The heart (kradie, ker) functions in Onians’s account as the organ of courage and endurance, the seat of what a person can bear. The noos, the closest Homeric approximation to “intellect”, Onians traces to visual perception and the capacity for lucid recognition, a function closer to intuitive apprehension than to discursive reasoning. Each organ contributes its register to the total field of experience, and the result is a psychology that is simultaneously a physiology: to think differently is to breathe differently, to feel differently is to occupy a different bodily state.
The Body Before the Mind-Body Problem
The deepest implication of Onians’s work is epistemological. If the Greeks built their psychological vocabulary on bodily experience, then the so-called mind-body problem is not a timeless philosophical puzzle but a historical artifact — a consequence of the progressive abstraction of mental categories away from their somatic origins. Plato’s distinction between the rational soul and the appetitive body, Descartes’s res cogitans and res extensa, the cognitive revolution’s computational model of mind: each of these represents a further step away from the embodied ground that Onians documents in Homer.

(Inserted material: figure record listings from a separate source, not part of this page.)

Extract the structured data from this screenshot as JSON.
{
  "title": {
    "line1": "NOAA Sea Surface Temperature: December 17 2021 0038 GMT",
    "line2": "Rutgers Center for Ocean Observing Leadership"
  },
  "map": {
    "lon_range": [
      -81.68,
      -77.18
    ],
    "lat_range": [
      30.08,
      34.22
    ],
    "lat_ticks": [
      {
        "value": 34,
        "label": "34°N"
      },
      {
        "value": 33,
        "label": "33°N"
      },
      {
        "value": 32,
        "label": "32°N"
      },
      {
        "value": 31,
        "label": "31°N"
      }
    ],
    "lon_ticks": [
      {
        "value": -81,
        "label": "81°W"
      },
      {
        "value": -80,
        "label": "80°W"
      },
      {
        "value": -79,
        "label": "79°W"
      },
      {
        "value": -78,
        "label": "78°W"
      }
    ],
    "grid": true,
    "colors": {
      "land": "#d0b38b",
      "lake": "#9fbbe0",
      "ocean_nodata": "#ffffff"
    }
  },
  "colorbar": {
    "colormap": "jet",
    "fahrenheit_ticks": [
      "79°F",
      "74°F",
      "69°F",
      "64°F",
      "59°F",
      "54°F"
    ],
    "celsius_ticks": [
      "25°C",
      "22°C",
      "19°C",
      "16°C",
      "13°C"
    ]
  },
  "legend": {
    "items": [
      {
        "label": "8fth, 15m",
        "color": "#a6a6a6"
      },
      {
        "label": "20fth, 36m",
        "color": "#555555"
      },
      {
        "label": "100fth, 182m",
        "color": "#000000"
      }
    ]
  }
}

Depth psychology has always sensed this. Jung’s feeling function — the evaluative capacity that assigns worth and significance to experience — is precisely the kind of intelligence that Onians locates in the chest organs of Homeric characters. It is not rational in the Platonic sense. It does not operate by logical deduction. It registers the meaning of a situation through a shift in bodily state, a felt sense that arrives before articulation and that establishes the ground from which articulation becomes possible. The therapeutic task of developing the feeling function is, in Onians’s terms, a recovery of phrenic intelligence — a return to the mode of knowing that operates through breath, cardiac rhythm, and visceral registration rather than through conceptual abstraction.
The Scholarly Foundation That Refuses to Go Away
Onians wrote for classicists, and classicists have largely absorbed his findings without acknowledging their radical implications. The philological evidence is unassailable: no serious scholar disputes that thumos refers to breath-substance or that the phrenes designate the lungs-diaphragm region. What remains contested — or more accurately, unexplored — is what that evidence means for the contemporary study of mind. If the foundational vocabulary of Western psychology was built on interoceptive experience, then the recovery of interoceptive awareness in clinical settings is not a therapeutic novelty but a return to first principles. The body was the original instrument of knowing. Onians proves it with six hundred pages of philological precision, and the proof has been sitting in university libraries for seventy-five years, waiting for a discipline willing to take it seriously.
Sources Cited
- Onians, R. B. (1951). The Origins of European Thought: About the Body, the Mind, the Soul, the World, Time and Fate. Cambridge University Press. ISBN 978-0-521-34794-5.
- Snell, B. (1953). The Discovery of the Mind: The Greek Origins of European Thought. Harvard University Press.
- Homer. (2023). The Iliad (E. Wilson, Trans.). W. W. Norton.